Guidelines suggest the use of pharmacologic treatment in neonates who have moderate to severe signs of neonatal abstinence syndrome (NAS) and who do not respond to nonpharmacological treatments. The drug of choice was recommended to match the type of agent causing withdrawal. 
|Buprenorphine for the Treatment of the Neonatal Abstinence Syndrome (BBORN) trial |
|Design||Single-site, randomized, double-blind study; N= 63|
|Objective||To evaluate the efficacy of buprenorphine compared to morphine for treatment of NAS|
|Study Groups||Buprenorphine (n= 33); morphine (n= 30)|
|Methods||Included were full term infants (≥37 weeks of gestation) with prenatal exposure to opioids and Finnegan scoring of 24 for the sum of three scores or a single score of 12. Infants were excluded if they had major congenital malformation, < 2.2 kg birth weight, a serious medical or neurologic illness, seizures, hypoglycemia requiring intravenous glucose, a bilirubin level of > 20 mg/dL, or prenatal exposure to benzodiazepine 30 days before birth.
Infants received sublingual buprenorphine or oral morphine based on maternal exposure of methadone or buprenorphine and the maternal intention to breast-feed or bottle-feed. Clinical success was determined by any reduction of duration of treatment from the first dose of a trial drug compared to morphine
|Duration||Recruitment from 2011-2016|
|Primary Outcome Measure||Clinical success based on duration of treatment|
|Secondary outcome measure||Length of hospital stay, addition of phenobarbital|
|Adverse Events||Common Adverse Events (buprenorphine vs morphine, n): any (13 vs. 10), skin condition (5 vs. 3), gastrointestinal condition (3 vs. 3), respiratory infection (0 vs. 2).|
|Serious Adverse Events (buprenorphine vs morphine, n): inguinal hernia repair, (1 vs 0); supraglottoplasty (1 vs 0)|
|Percentage that Discontinued due to Adverse Events: N/A|
|Study Author Conclusions||Sublingually administered buprenorphine was more effective than oral morphine in reducing the duration of treatment for NAS.|
The wide therapeutic index and longer half-life of buprenorphine decreases the risk of respiratory depression and indicates the potential for treatment for NAS. Both agents demonstrated similar safety profiles which is important for such a fragile patient population.

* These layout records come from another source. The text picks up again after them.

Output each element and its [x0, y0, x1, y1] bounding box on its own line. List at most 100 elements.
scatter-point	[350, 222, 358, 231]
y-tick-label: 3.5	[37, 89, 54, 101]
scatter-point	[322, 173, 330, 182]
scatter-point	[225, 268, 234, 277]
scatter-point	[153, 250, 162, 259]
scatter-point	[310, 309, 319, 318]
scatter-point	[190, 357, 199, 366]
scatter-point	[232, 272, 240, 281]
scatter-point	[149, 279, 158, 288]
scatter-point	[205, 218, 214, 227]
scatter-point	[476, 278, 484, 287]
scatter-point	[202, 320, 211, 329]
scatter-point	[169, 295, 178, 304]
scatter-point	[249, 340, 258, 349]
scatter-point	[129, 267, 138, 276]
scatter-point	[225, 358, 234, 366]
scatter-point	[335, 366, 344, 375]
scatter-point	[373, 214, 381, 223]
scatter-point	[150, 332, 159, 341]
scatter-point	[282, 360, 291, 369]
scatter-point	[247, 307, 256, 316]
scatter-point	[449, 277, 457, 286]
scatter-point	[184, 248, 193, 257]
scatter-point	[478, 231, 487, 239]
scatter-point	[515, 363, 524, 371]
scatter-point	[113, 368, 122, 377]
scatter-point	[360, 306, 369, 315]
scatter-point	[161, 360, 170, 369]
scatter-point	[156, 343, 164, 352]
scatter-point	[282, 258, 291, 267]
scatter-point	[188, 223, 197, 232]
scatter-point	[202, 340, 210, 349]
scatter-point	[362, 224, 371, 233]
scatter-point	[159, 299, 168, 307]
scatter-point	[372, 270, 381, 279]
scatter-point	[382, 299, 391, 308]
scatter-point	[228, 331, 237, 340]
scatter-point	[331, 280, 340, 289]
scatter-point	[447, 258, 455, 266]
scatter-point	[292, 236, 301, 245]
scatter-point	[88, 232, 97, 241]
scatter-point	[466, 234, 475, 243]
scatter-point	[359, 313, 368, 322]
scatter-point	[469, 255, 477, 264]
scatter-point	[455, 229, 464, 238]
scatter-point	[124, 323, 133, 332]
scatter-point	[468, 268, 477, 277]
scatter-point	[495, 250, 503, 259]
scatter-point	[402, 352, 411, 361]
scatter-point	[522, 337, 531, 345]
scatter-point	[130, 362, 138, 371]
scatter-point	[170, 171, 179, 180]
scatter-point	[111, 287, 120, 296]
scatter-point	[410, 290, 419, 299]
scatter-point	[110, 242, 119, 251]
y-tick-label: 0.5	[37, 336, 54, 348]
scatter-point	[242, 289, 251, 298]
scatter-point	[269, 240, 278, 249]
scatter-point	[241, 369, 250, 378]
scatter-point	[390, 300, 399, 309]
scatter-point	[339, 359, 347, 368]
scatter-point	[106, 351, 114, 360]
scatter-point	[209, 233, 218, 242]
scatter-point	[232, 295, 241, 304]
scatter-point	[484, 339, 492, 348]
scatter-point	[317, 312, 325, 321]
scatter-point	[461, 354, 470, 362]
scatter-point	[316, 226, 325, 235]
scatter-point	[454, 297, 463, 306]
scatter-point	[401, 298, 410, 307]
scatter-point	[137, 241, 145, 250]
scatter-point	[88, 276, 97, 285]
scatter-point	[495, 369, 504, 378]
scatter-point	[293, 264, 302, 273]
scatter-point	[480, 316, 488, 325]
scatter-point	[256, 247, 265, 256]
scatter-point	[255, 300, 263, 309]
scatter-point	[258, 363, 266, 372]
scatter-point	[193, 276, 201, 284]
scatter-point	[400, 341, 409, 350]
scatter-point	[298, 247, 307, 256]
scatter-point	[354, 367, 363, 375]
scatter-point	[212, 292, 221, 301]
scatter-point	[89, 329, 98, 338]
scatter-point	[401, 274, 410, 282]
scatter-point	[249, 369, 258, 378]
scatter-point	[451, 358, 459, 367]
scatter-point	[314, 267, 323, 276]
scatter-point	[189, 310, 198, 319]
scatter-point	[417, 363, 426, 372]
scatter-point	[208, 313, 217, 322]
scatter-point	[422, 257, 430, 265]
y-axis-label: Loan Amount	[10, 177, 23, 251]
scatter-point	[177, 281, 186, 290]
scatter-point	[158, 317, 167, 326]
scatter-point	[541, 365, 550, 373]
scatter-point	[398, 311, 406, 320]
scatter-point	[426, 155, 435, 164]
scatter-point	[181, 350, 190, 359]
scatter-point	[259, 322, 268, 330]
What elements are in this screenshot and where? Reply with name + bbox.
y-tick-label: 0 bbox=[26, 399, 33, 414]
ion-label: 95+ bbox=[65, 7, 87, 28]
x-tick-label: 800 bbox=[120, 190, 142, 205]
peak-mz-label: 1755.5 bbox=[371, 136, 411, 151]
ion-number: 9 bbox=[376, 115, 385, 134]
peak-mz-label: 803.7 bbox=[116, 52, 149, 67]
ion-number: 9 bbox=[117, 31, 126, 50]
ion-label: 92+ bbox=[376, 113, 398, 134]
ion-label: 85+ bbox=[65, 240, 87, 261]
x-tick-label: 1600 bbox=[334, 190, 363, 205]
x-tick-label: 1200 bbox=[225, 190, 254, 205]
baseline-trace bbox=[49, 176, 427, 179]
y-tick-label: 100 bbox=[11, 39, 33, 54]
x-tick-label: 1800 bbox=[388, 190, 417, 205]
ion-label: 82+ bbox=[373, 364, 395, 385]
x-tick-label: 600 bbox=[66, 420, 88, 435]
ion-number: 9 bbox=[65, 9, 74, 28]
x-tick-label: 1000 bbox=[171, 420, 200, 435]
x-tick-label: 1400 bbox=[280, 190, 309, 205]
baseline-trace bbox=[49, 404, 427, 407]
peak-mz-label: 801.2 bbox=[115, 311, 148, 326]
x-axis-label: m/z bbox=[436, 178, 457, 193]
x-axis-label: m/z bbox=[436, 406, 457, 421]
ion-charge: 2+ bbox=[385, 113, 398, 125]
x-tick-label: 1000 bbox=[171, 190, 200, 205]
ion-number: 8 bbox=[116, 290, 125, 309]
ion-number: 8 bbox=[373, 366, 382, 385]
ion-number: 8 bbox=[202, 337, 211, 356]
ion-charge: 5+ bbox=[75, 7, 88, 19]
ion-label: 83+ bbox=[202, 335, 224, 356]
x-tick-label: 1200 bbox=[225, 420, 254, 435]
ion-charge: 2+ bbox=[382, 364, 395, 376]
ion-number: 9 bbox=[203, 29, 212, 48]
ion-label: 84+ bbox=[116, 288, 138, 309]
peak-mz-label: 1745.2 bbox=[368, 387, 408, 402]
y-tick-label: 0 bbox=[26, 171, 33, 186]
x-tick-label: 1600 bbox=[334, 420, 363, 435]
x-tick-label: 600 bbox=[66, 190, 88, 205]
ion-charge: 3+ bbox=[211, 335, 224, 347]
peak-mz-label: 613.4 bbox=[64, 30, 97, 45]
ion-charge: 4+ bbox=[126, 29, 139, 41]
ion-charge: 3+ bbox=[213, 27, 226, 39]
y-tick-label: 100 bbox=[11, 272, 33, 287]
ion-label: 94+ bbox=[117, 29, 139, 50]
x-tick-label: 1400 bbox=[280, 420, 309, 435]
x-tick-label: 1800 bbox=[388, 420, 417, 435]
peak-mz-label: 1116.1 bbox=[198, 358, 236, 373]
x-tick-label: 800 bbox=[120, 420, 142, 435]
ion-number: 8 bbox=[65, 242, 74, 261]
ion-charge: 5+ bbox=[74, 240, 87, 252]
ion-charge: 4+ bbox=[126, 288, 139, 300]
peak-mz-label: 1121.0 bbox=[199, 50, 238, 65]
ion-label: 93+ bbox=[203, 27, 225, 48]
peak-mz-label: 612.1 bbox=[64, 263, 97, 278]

While these mothers may be likely to birth pre-term and take benzodiazepines, utility of buprenorphine in that situation cannot be extrapolated from this study. Also, no information comparing the severity of withdrawal symptoms before treatment was given between the groups which may restrict its implication for NAS.
 Hudak ML, Tan RC. Neonatal drug withdrawal. Pediatrics. 2012;129(2):e540-60.
 Kraft WK, Adeniyi-jones SC, Chervoneva I, et al. Buprenorphine for the Treatment of the Neonatal Abstinence Syndrome. N Engl J Med. 2017.